Além de trazer artistas brasileiros consagrados para fazer shows nos EUA, você também promove artistas brasileiros locais? Poderia citar alguns?
Sim, gosto muito de trabalhar com artistas locais. Isso foi acontecendo naturalmente, quando comecei o programa Café Brasil na 88.9 FM. As pessoas começaram a entrar em contato comigo pedindo música ao vivo para seus eventos. Recebo pedidos de museus, galerias, hotéis, restaurantes, bibliotecas, prefeituras, casamentos etc. Então eu resolvi abrir a minha própria empresa, Brazilianaire Music & Marketing, para fazer esse trabalho com artistas locais. Sempre trabalhei muito com a Rose Max e Ramatis Moraes, dois artistas extraordinários com um talento espetacular. Eles podem fazer Bossa Nova, uma banda de jazz, samba e até concertos com orquestra sinfônica. Outro talento fenomenal é o Paulo Gualano e a Bateria Unidos da Flórida. Ele é superprofissional e tem uma bateria nota 10, que sempre encanta o público. Trabalho também com o baixista Diogo Brown e o Batuke Samba Funk. Ele sempre junta músicos de primeira e tem um estilo único e divertido. Além desses tem muitos mais. Além de contratar artistas, a minha empresa também faz produção de shows, plano de mídia, tradução inglês/português e também vendo anúncios na rádio 88.9 FM WDNA.
Quais os critérios antes de escolher um artista brasileiro para tocar na Flórida?
Não existe um critério específico. Cada caso é um caso. Às vezes tem um artista que já está vindo em turnê e outras vezes nós procuramos o artista para algum evento ou festival. Em geral, o artista tem que ter um apelo para o público americano e hispânico da Flórida. Os brasileiros já vão conhecer o artista, então focamos em divulgar esse artista para o público em geral da Flórida, para que descubram mais da nossa música. Não me interessa produzir um show para um público 100% brasileiro. Fica mais legal quando todos se misturam para desfrutar do show, brasileiros, americanos, hispânicos etc.
Qual o perfil do público que atende aos shows brasileiros que vocês produzem?

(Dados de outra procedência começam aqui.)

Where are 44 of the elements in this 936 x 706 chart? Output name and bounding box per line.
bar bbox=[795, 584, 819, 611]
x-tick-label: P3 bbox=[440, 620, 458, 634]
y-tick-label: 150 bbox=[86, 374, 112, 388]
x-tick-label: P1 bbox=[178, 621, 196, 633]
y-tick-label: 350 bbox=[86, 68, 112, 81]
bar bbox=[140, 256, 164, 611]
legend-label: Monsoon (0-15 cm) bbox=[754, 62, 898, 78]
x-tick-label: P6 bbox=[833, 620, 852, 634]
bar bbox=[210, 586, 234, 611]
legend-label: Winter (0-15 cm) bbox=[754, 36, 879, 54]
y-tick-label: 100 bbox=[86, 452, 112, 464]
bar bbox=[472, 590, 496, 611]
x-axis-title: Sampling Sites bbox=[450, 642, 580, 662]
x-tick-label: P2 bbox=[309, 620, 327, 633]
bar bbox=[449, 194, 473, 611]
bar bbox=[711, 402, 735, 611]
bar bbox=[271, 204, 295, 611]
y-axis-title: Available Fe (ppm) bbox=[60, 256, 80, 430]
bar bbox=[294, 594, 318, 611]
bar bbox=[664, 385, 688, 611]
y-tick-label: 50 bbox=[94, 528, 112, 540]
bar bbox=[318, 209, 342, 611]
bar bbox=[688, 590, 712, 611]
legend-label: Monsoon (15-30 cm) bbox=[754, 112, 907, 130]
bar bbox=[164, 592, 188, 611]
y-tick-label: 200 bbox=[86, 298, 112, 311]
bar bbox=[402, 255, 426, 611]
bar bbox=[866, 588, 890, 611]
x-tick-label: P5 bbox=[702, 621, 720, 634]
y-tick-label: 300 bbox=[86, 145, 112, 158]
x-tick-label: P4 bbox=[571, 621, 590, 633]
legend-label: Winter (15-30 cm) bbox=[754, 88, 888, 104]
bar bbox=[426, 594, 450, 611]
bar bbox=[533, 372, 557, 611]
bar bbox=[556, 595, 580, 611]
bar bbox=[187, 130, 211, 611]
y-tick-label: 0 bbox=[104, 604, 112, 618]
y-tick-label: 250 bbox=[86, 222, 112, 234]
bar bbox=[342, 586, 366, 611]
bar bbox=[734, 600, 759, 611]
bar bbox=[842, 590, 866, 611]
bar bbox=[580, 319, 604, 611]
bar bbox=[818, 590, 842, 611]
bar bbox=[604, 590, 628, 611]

O bom da música brasileira é que todos adoram. Sempre tivemos boa resposta para artistas do Brasil e da Espanha, duas culturas com uma aceitação mais universal. Nesses shows vemos pessoas de todas as nacionalidades, sejam latinos, americanos, europeus, caribenhos etc. Os estilos mais populares são os mais tradicionais mesmo, como a MPB, samba, Bossa Nova e também jazz e música instrumental.
Em 2018, comemoramos seis décadas de Bossa Nova. O que você acredita ser o grande segredo para esse gênero ser ainda tão atual e atemporal?
Sim, é sempre importante valorizar e comemorar a Bossa Nova. Infelizmente, esse estilo teve tanta repercussão no exterior, mas não é muito valorizado no Brasil. Os originais da geração dos anos 50 e 60 que continuam ativos, como Menescal, Lyra, Donato, têm pouco espaço na mídia e fazem mais shows no exterior que no Brasil. A Bossa Nova faz mais sucesso no Japão, Europa e Estados Unidos. O próprio Rio de Janeiro, onde tudo começou, não valoriza a Bossa Nova. Poderia haver mais shows, um museu, um teatro dedicado a esse estilo. Em Buenos Aires, por exemplo, eles realmente comemoram e valorizam o tango. Uma pena que no Rio não seja igual para a Bossa Nova.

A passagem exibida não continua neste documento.